Blaze, the mentally handicapped “dummy,” manages to get into a gated community and kidnap a rich family’s baby. He is now back in his shack with the baby.


“What did he know about kids, anyway? He was just a dummy. He could barely take care of himself…


“George!” he cried [to his deceased friend]. “George, what should I do?”


"He was afraid George had gone away again, but George answered him from the bathroom. 'Feed him. Give him something from one of those jars' [that Blaze had stolen along with the baby] [Blaze does what he is told and the baby likes it]…


“One of Joe’s thumbs crept into his mouth and he began to suck it. At first Blaze thought he might want a bottle (and he hadn’t figured out the Playtex Nurser gadget yet), but for the time being the kid seemed content with his thumb…” [Note the normal use of parenthesis, unlike the oddly indented parentheses previously seen in King’s Carrie.]


"Blaze…turned away…and started for the bedroom.

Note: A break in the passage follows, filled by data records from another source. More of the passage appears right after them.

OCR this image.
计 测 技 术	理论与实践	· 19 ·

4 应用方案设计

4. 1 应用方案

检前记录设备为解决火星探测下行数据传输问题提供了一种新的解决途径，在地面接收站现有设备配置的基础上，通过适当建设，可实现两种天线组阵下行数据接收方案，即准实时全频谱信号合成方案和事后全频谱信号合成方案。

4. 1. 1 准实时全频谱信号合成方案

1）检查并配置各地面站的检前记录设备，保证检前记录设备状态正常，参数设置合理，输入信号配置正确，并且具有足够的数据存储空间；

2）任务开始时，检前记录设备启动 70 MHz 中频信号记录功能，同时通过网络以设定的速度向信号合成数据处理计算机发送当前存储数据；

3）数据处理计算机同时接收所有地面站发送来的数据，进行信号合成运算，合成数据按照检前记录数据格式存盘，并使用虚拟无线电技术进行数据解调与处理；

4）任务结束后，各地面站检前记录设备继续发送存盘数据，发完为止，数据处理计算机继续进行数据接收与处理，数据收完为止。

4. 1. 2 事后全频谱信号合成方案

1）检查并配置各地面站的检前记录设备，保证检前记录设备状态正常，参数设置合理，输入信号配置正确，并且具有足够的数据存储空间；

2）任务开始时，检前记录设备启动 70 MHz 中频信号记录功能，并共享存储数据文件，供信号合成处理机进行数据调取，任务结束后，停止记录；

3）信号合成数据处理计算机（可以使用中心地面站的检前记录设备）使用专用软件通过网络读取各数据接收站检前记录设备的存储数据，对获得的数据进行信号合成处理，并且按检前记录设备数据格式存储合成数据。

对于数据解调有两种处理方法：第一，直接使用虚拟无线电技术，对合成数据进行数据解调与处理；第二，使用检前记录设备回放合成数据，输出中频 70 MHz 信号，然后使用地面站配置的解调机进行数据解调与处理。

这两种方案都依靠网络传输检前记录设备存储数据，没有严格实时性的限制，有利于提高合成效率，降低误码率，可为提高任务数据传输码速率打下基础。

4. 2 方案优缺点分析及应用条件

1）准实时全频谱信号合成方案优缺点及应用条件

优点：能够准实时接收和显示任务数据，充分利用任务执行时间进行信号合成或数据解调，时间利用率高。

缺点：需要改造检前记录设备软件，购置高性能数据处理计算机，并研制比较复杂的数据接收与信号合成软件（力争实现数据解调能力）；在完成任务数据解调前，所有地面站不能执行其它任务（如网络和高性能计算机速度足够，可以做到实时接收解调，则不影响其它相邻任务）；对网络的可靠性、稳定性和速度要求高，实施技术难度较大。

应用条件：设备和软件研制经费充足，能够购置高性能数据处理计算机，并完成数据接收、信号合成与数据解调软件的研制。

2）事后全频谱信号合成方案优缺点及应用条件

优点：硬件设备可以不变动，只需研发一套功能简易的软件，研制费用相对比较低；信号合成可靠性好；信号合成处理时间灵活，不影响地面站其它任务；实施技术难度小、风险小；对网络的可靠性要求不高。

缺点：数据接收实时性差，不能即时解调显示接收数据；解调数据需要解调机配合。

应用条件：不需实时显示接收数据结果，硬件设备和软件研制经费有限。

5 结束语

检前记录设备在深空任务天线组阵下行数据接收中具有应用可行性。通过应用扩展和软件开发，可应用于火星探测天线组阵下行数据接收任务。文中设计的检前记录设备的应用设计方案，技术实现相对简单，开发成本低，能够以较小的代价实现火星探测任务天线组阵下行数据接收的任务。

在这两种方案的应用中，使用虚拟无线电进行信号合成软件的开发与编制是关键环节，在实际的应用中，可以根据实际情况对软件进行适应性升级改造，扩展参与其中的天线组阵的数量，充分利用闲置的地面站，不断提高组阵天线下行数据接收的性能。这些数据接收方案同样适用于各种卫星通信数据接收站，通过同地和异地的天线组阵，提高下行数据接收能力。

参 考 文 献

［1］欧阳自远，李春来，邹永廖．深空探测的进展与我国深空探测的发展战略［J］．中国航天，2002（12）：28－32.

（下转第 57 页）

“Hey dinkleballs,” George said from the bathroom. “Where do you think you are going?"


“To bed.”


“The hell you are. You’re going to figure out that bottle gadget and fix the kid four or five, for when he wakes up.”


“The milk might go sour.”


“Not if you put it in the fridge. You warm it up when you need it.”


“Oh” (1, pp 141-143).


Comment

As noted above, Bachman’s Blaze has had a normal parenthesis, in contrast to the oddly indented parentheses previously seen in King’s Carrie and The Dark Half. This is the most concrete textual marker I’ve noted to support the possibility that Richard Bachman and Stephen King are distinct personalities.

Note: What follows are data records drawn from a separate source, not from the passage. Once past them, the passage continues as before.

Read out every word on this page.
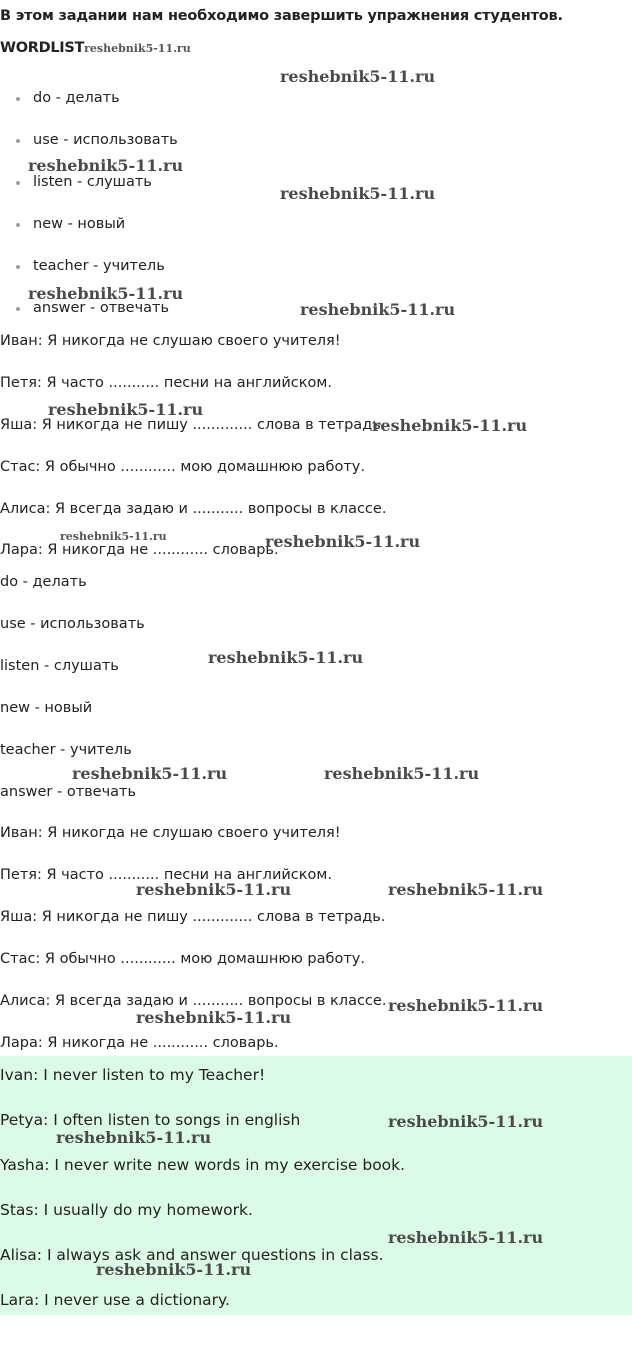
В этом задании нам необходимо завершить упражнения студентов.
WORDLISTreshebnik5-11.ru
do - делать
use - использовать
listen - слушать
new - новый
teacher - учитель
answer - отвечать
Иван: Я никогда не слушаю своего учителя!
Петя: Я часто ........... песни на английском.
Яша: Я никогда не пишу ............. слова в тетрадь.
Стас: Я обычно ............ мою домашнюю работу.
Алиса: Я всегда задаю и ........... вопросы в классе.
Лара: Я никогда не ............ словарь.
do - делать
use - использовать
listen - слушать
new - новый
teacher - учитель
answer - отвечать
Иван: Я никогда не слушаю своего учителя!
Петя: Я часто ........... песни на английском.
Яша: Я никогда не пишу ............. слова в тетрадь.
Стас: Я обычно ............ мою домашнюю работу.
Алиса: Я всегда задаю и ........... вопросы в классе.
Лара: Я никогда не ............ словарь.
Ivan: I never listen to my Teacher!
Petya: I often listen to songs in english
Yasha: I never write new words in my exercise book.
Stas: I usually do my homework.
Alisa: I always ask and answer questions in class.
Lara: I never use a dictionary.
reshebnik5-11.ru
reshebnik5-11.ru
reshebnik5-11.ru
reshebnik5-11.ru
reshebnik5-11.ru
reshebnik5-11.ru
reshebnik5-11.ru
reshebnik5-11.ru	reshebnik5-11.ru
reshebnik5-11.ru
reshebnik5-11.ru	reshebnik5-11.ru
reshebnik5-11.ru	reshebnik5-11.ru
reshebnik5-11.ru
reshebnik5-11.ru
reshebnik5-11.ru
reshebnik5-11.ru
reshebnik5-11.ru
reshebnik5-11.ru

Blaze continues to get advice from the voice of what is, more and more obviously, an alternate personality, patterned after his deceased friend, George.


If this were real life, it is unlikely that Blaze would have gotten multiple personality for the first time as an adult, since this condition starts as a way to deal with a traumatic childhood. And indeed, Blaze has been described as having had a very traumatic childhood. So his multiple personality probably started then.


It is quite common to add additional alternate personalities, as needed, throughout the rest of life, as the person’s way of coping with a crisis. George’s death was one such crisis.


1. Stephen King (writing as Richard Bachman). Blaze [1973/2007]. New York, Gallery Books, 2018.